By Hopewell Radebe
SA HAS the most advanced agricultural sector and value chain but it is behind its Southern African Development Community (Sadc) peers in implementing the Comprehensive Africa Agriculture Development Programme of the New Partnership for Africa’s Development (Nepad).
SA’s team — involving 11 national departments, development financial institutions and organised agricultur e — met for the first time yesterday to begin the task of synchronising the country’s agricultural and rural development vision with the Nepad programme, almost 10 years since it was adopted by the African Union.
Addressing a media briefing in Pretoria yesterday on the progress of the programme’s implementation in Africa, Nepad CEO Ibrahim Assane Mayaki said he was encouraged now that SA had developed "strategic thinking on agricultural growth incorporating aspects of the programme".
Dr Mayaki said SA’s leadership role in the implementation of Nepad programmes was crucial, particularly to build sound markets in the Sadc region.
Simon Kisira, a monitoring officer at the Nepad Planning and Co-ordinating Agency and a member of the Nepad agricultural programme’s implementation team, said 40 countries on the continent were at various levels of actively implementing the programme, with 28 having reached the level of signing their national pact.
Within the Sadc group of 14 countries SA, Angola, Botswana, Madagascar and Zimbabwe were at the beginning of the process.
Countries such as Seychelles, Swaziland, Zambia, the Democratic Republic of Congo and Malawi had already signed their pacts for the Nepad programme and were approaching investors, locally and internationally, to act on their plans, Mr Kisira said.

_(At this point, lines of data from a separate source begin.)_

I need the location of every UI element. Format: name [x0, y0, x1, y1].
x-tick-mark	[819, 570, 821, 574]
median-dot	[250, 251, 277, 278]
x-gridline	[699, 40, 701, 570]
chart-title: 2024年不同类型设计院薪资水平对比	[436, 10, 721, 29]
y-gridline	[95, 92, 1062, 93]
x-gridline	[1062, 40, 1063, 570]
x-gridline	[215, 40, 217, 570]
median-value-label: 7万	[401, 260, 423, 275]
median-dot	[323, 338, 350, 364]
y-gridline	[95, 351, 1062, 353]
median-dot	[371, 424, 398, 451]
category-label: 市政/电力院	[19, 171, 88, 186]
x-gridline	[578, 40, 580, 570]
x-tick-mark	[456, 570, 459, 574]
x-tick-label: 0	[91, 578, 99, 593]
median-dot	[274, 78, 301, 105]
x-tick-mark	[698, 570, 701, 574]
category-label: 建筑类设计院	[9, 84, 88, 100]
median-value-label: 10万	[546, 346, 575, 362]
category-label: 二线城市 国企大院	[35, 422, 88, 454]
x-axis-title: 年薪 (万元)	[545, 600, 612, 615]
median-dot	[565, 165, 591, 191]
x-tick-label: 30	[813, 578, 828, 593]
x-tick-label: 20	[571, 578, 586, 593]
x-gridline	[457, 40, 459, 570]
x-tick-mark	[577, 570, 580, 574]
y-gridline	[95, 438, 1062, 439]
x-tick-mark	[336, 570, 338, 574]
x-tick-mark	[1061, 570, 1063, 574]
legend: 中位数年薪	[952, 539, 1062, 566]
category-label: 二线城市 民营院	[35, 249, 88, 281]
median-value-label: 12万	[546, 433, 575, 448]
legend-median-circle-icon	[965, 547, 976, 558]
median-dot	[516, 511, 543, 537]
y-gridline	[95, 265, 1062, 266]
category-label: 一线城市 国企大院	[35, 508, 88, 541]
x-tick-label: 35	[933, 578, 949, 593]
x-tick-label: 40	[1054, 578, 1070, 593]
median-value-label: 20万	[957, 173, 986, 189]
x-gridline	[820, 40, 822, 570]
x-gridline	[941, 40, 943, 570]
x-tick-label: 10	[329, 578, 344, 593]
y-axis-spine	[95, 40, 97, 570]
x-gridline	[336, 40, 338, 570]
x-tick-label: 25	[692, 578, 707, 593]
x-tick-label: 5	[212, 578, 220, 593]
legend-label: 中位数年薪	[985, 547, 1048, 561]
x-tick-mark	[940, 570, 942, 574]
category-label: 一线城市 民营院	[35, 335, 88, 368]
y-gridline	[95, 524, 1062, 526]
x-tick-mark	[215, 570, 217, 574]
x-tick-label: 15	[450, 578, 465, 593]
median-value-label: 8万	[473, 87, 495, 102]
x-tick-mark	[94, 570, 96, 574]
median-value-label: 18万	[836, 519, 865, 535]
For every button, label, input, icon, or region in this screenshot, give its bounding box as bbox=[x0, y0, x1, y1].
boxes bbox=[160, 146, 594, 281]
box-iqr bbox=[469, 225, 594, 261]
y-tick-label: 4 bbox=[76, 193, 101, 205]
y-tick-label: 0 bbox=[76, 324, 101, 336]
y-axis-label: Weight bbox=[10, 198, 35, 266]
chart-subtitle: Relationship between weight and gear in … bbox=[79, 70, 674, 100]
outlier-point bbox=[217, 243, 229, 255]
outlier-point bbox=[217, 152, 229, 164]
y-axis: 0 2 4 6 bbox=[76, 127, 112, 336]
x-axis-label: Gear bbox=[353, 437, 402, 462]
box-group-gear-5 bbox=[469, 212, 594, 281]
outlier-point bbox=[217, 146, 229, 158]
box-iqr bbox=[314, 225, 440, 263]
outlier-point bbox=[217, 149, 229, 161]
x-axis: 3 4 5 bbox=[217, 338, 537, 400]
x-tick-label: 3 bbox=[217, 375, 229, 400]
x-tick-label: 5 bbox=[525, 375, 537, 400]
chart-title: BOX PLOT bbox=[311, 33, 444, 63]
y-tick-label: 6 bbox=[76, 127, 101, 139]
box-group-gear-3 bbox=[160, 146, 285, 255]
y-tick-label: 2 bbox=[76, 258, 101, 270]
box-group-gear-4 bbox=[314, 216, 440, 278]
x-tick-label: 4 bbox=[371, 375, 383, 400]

He said even though SA was one of the countries that were slow to implement the programme, it was likely to outpace its Sadc neighbours because of its advanced agricultural infrastructure and production levels.
SA is already ahead of the pack in realising the programme’s goals of extending the area under sustainable land management; improving rural infrastructure and trade-related capacities for market access; increasing food supply and reducing hunger ; and agricultural research, technology dissemination and adoption.
Sipho Ntombela, acting director-general at the Department of Agriculture, Forestry and Fisheries, said it was important for SA to completely embrace Nepad’s Comprehensive Africa Agriculture Development Programme if it was to successfully tackle poverty and hunger in rural areas.